Figure 8 : Circuit NON OU (NOR)
Figure 9 : Circuit OU EXCLUSIF (XOR)
Construction de l’arithmétique
Munis d’une réalisation électronique de l’algèbre de Boole, nous allons montrer que nous pouvons réaliser les opérations de l’arithmétique binaire. En fait, nous allons montrer comment réaliser un opérateur électronique capable d’additionner deux chiffres binaires et de donner un chiffre de somme et un chiffre de retenue. En combinant plusieurs exemplaires de ce circuit de base il est possible de construire un additionneur à plusieurs chiffres. L’addition donne la multiplication et la soustraction, qui donne la division : autant dire que l’on a tout. Le lecteur peu assuré de sa connaissance de l’arithmétique binaire pourra se reporter au texte sur la numération binaire.
Voici la table de vérité du semi-additionneur binaire. Soient s le chiffre de somme et r la retenue. Leibniz avait déjà remarqué la conséquence simplificatrice de l’usage de la numération binaire : la retenue et le chiffre de somme n’ont que deux valeurs possibles, 0 ou 1 (cf. le texte de Leibniz).
x | y | s | r |
---|---|---|---|
0 | 0 | 0 | 0 |
0 | 1 | 1 | 0 |
1 | 0 | 1 | 0 |
1 | 1 | 0 | 1 |
De cette table nous pouvons inférer, par comparaison avec les tables des opérations logiques ci-dessus :
s = (x OU y) ET NON (x ET y)
Opérations que nous pouvons réaliser par le circuit de la figure 10.
Figure 10 : Semi-additionneur binaire
Construction de la mémoire
Mémoire statique
Jusque dans les années 1970 la mémoire était réalisée à partir d’éléments statiques, le plus souvent des tores de ferrite dont l’orientation du champ magnétique représentait conventionnellement la valeur d’un bit.
Aujourd’hui la mémoire est réalisée avec des circuits logiques, le plus souvent des portes NON OU (NOR). Voici la table de vérité de NON OU, qui comme son nom l’indique donne des résultats opposés à ceux du OU :
x | y | x NOR y |
0 | 0 | 1 |
0 | 1 | 0 |
1 | 0 | 0 |
1 | 1 | 0 |
Une position de mémoire élémentaire, qui représente un bit, est obtenue en combinant deux circuits NON OU de telle sorte que la sortie de l’un alimente l’entrée de l’autre, et réciproquement. Un tel dispositif est appelé une bascule (latch en anglais), représentée par la figure 11.
Figure 11 : Élément de mémoire : bascule statique
Selon la table d’opération ci-dessus, la sortie d’une porte NON OU vaut 1 si toutes ses entrées sont à 0. Selon les tensions appliquées à ses entrées R (comme reset, remettre le bit à 0) et S (comme set, allumer le bit à 1), les sorties Q et Q’ ont les valeurs indiquées dans la table ci-dessous :
S | R | Q | Q’ | {{}} |
1 | 0 | 1 | 0 | Set (allumer) |
0 | 0 | 1 | 0 | Le bit vaut 1 |
0 | 1 | 0 | 1 | Reset (éteindre) |
0 | 0 | 0 | 1 | Le bit vaut 0 |
1 | 1 | 0 | 0 | État interdit |
Le dernier état correspondrait à une situation où l’on demanderait au circuit de positionner le bit simultanément à 0 et à 1, ce qu’il semble raisonnable d’exclure.
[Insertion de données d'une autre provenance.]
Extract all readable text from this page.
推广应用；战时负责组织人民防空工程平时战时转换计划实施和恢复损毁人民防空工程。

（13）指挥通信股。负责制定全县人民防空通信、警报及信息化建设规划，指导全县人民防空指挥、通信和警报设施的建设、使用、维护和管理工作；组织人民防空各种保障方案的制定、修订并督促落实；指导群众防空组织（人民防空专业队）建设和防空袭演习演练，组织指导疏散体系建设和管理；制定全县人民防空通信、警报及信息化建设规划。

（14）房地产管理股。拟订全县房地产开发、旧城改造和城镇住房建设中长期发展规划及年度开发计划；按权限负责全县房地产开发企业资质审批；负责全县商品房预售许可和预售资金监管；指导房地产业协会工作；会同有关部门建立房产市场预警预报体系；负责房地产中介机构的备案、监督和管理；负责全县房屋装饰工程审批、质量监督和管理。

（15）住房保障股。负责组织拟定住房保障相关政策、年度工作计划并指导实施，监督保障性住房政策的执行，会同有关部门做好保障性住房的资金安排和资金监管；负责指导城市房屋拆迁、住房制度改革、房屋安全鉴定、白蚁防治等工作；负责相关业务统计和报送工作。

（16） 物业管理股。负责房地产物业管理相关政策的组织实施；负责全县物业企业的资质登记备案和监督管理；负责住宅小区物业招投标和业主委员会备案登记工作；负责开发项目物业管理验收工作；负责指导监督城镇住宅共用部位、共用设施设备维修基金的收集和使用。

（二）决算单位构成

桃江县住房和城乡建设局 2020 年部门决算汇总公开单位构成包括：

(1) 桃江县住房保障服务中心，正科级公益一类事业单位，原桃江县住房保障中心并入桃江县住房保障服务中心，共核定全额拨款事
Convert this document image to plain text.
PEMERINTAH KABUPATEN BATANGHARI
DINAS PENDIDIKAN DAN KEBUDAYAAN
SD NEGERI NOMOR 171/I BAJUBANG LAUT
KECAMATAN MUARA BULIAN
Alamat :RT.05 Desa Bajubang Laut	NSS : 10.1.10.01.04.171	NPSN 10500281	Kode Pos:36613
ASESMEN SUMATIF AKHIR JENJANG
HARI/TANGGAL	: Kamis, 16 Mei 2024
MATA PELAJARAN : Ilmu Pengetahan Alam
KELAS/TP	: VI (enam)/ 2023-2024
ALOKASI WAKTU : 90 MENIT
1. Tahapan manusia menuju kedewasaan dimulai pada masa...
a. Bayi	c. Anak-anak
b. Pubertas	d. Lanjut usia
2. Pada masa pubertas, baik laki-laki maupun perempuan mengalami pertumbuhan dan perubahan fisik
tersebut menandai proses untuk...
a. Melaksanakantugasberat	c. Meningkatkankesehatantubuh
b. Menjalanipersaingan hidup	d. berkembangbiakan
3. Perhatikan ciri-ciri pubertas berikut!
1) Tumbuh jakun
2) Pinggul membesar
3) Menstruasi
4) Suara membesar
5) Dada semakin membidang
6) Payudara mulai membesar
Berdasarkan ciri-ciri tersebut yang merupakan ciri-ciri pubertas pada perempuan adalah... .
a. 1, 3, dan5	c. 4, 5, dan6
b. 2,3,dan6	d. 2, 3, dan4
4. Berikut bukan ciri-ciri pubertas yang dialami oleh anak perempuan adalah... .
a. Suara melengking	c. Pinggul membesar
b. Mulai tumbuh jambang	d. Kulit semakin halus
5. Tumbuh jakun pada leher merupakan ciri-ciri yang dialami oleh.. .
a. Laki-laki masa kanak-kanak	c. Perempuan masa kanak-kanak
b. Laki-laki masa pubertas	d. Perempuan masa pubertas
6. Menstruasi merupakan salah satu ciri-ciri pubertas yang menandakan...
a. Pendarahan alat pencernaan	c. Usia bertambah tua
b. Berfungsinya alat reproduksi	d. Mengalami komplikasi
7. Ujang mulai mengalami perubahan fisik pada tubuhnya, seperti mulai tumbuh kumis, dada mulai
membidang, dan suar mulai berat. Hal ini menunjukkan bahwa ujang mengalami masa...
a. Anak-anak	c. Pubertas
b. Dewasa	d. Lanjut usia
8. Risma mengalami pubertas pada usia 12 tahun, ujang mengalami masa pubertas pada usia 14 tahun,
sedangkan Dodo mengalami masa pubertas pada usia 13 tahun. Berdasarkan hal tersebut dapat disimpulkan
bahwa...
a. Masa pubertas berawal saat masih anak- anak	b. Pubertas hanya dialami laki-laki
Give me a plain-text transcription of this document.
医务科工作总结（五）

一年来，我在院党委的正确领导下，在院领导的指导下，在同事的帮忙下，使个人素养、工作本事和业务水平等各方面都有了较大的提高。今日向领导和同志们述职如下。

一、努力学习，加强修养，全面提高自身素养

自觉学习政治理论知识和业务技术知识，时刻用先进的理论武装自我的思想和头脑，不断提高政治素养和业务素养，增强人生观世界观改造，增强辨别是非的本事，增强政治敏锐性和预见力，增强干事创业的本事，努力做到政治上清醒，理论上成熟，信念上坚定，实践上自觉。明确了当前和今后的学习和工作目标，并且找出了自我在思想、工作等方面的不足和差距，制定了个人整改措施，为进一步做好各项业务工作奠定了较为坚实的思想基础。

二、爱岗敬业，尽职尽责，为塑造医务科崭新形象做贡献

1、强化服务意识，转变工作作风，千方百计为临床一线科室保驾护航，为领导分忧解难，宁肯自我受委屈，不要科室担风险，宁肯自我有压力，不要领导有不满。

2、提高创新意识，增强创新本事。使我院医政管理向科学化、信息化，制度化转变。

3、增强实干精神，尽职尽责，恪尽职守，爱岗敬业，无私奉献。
Q’ a toujours la valeur complémentaire de celle de Q, soit NON Q, noté .
On observera que la combinaison de deux objets élémentaires, ici deux portes NON OU, crée un objet qui excède de beaucoup ses composants en richesse conceptuelle : une position de mémoire est un objet beaucoup plus complexe qu’une porte logique, l’algèbre de Boole ne peut pas en rendre compte.
Mémoire dynamique
La mémoire décrite ci-dessus est statique, elle nécessite pour conserver sa valeur une tension constante.
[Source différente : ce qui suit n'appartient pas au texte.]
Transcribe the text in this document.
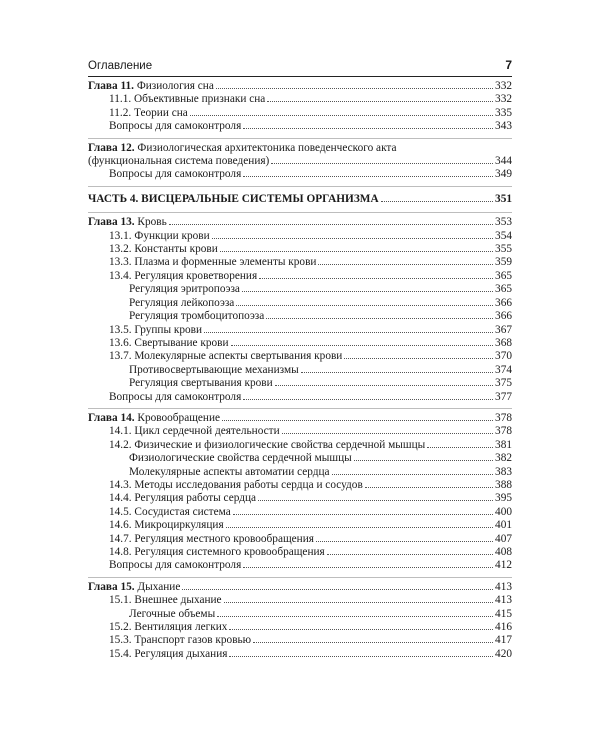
Оглавление	7
Глава 11. Физиология сна	332
11.1. Объективные признаки сна	332
11.2. Теории сна	335
Вопросы для самоконтроля	343
Глава 12. Физиологическая архитектоника поведенческого акта
(функциональная система поведения)	344
Вопросы для самоконтроля	349
ЧАСТЬ 4. ВИСЦЕРАЛЬНЫЕ СИСТЕМЫ ОРГАНИЗМА	351
Глава 13. Кровь	353
13.1. Функции крови	354
13.2. Константы крови	355
13.3. Плазма и форменные элементы крови	359
13.4. Регуляция кроветворения	365
Регуляция эритропоэза	365
Регуляция лейкопоэза	366
Регуляция тромбоцитопоэза	366
13.5. Группы крови	367
13.6. Свертывание крови	368
13.7. Молекулярные аспекты свертывания крови	370
Противосвертывающие механизмы	374
Регуляция свертывания крови	375
Вопросы для самоконтроля	377
Глава 14. Кровообращение	378
14.1. Цикл сердечной деятельности	378
14.2. Физические и физиологические свойства сердечной мышцы	381
Физиологические свойства сердечной мышцы	382
Молекулярные аспекты автоматии сердца	383
14.3. Методы исследования работы сердца и сосудов	388
14.4. Регуляция работы сердца	395
14.5. Сосудистая система	400
14.6. Микроциркуляция	401
14.7. Регуляция местного кровообращения	407
14.8. Регуляция системного кровообращения	408
Вопросы для самоконтроля	412
Глава 15. Дыхание	413
15.1. Внешнее дыхание	413
Легочные объемы	415
15.2. Вентиляция легких	416
15.3. Транспорт газов кровью	417
15.4. Регуляция дыхания	420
Les mémoires les plus courantes, parce que les plus denses et les moins chères, sont les mémoires dynamiques, réalisées en technologie à effet de champ. Une position de mémoire est créée en utilisant la charge emmagasinée par la capacité grille-drain d’un transistor MOS comme élément de mémoire. L’isolation d’un tel circuit n’est jamais parfaite, donc il se décharge progressivement, et il faut le recharger avant que la charge ne tombe sous le seuil en dessous duquel elle n’est plus significative. Cette opération s’appelle le rafraîchissement.